The four of us were part of Rayos de Canción (Rays of Song), a group of eight Juilliard students—musicians, dancers, and actors—who travel to Guatemala each spring to do performing arts outreach. Last year we had spent all of our time at a hospital for children and adults with cerebral palsy. This year, we would expand our mission to work with Common Hope, a Minnesota-based non-profit that promotes family development in Guatemala. Most of their volunteer programs are literacy-based; we would be their first performing-arts group. We had planned a week-long music, theater, and dance residency for nine- to twelve-year-olds at a local public school where the children had no prior exposure to fine arts.
During our months of preparation, we had endless planning meetings. The other musicians and I—violist Caterina Longhi, flutist Matt Wright, and percussionist Ian Sullivan—translated traditional old English folk songs into Spanish, and crammed our suitcases with dozens of tambourines, rhythm sticks, and egg shakers. Our idea was to teach them to sing in simple harmony, using vocal rounds. I worked out detailed lesson outlines for every music class, scheduled down to the very minute. But our first class had hardly begun, and the kids were growing restless. Clearly we were going to have to improvise.

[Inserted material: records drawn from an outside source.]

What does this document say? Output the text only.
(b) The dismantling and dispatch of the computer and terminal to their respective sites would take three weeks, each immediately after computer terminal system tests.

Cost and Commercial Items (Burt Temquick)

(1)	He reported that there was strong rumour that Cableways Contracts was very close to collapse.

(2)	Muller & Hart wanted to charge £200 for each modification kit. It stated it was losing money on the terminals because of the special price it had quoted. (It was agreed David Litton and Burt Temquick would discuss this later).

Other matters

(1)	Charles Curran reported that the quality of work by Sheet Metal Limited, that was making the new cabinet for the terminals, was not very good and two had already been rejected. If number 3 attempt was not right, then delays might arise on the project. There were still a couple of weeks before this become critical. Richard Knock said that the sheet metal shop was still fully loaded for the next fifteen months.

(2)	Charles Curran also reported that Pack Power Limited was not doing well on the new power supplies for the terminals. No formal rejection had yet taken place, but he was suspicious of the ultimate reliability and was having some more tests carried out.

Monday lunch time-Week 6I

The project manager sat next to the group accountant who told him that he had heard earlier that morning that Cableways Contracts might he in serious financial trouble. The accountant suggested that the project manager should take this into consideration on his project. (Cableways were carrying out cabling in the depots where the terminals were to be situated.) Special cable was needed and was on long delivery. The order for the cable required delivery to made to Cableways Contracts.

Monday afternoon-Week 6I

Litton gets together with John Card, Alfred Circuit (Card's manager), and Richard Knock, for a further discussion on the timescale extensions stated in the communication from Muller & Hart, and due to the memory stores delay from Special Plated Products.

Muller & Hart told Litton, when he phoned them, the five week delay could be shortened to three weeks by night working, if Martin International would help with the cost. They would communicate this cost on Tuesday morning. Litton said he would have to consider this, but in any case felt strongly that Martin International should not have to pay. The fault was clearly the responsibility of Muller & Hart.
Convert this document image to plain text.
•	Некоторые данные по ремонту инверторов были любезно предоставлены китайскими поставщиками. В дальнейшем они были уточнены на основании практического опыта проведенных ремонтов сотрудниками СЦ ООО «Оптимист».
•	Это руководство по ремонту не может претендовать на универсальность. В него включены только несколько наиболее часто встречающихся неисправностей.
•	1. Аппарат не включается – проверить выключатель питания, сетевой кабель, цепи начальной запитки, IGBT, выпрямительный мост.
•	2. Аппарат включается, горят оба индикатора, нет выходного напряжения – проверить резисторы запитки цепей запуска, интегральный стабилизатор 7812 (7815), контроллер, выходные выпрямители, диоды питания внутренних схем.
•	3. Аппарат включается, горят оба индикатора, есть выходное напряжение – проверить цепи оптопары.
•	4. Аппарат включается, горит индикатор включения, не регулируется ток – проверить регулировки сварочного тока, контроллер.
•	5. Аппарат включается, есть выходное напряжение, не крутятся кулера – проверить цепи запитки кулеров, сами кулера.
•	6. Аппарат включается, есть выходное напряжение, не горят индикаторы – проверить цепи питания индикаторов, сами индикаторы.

After a few moments of chaos, Ian decided to try something bold. He walked to the front of the room in silence, and held up his hands, his palms face down, and fingertips touching. The absence of verbal instruction, combined with his serious expression, provoked a change in the atmosphere: the kids grew quiet, and a look of concentration swept across their faces.
Ian motioned for the kids to copy his gesture. He sang the words again, using a simplified version of the hand signs developed by composer Zoltán Kodály in the 20th century. The placement of his hands in relation to each other served as a visual aid for the pitches. Because the song we were teaching was mostly stepwise, the hand signs were useful for demonstrating the movement of the pitches: up a step, down a step. He went through the first line of the song, literally one note at a time, adding one new note after several repetitions.
The kids were starting to catch on, and I saw their faces light up as they made the connection between the movement of their hands and their voices. Without saying a word, Ian had effectively taught the entire class the first line of the song, using the hand motions, in about ten minutes.
I asked our translator, Julianne, an American from Common Hope who had been living in Guatemala for almost a year and working as a homework tutor for students like ours, if she had any advice for us. “These kids are really used to chaos,” she said. “There’s not a lot of structure or discipline in their classroom. Don’t worry about giving them a lot of instruction – just do. The more you can be interactive and involved physically with them, the better.”
Although her advice seems obvious in retrospect, it was an epiphany for me in the moment. Growing up, my experience as a member of children’s choirs and orchestras involved formal, rule-bound codes of behavior. Now I teach in the Music Advancement Program at Juilliard—a Saturday instrumental instruction program for underrepresented and minority students—and I’m used to teaching children with similar ingrained understandings.
I had expected the Guatemalan students to be able to parrot the music back to me, which would have required them to have a set of skills that I took for granted because of my own privileged musical background. But these children seemed unfamiliar with even the simple joy of group singing. Although we had done so much research and preparation, we still hadn’t seen past our cultural assumptions.
Revising our expectations on the fly, we decided it was no longer a goal to prepare a flawless performance. The process would be more important than the product, and we would make it fun. We decided to focus on teaching them only one song instead of three. We broke our lessons down into simpler steps.
On the second day, we introduced the students to the instruments we’d brought them. They were incredibly excited. We decided to let each choose his or her own instrument, and we divided them into groups. Our original plan had been to teach patterns that they would play against each other, using syncopation and dotted rhythms. We instantly realized that this approach, like our first attempt at teaching singing, would be a disaster. Our new strategy was to clap short rhythms and have all the students repeat them in unison on their instruments. The kids loved it. We also worked with them on the idea of dynamics. We “conducted” the group, encouraging them to play as softly, and then as loudly, as they could (which resulted in a couple of broken rhythm sticks!).
By the end of the week, the children performed their round, accompanied by their hand gestures, for the rest of the school. They sang loudly and with great gusto, if not always perfectly on pitch. After the performance of their rhythm instruments, they broke into clapping and hollering that was even more deafening than the sound of 90 tambourines. The four of us have performed many times in Carnegie Hall and Avery Fisher Hall, but we’d never heard more excited applause.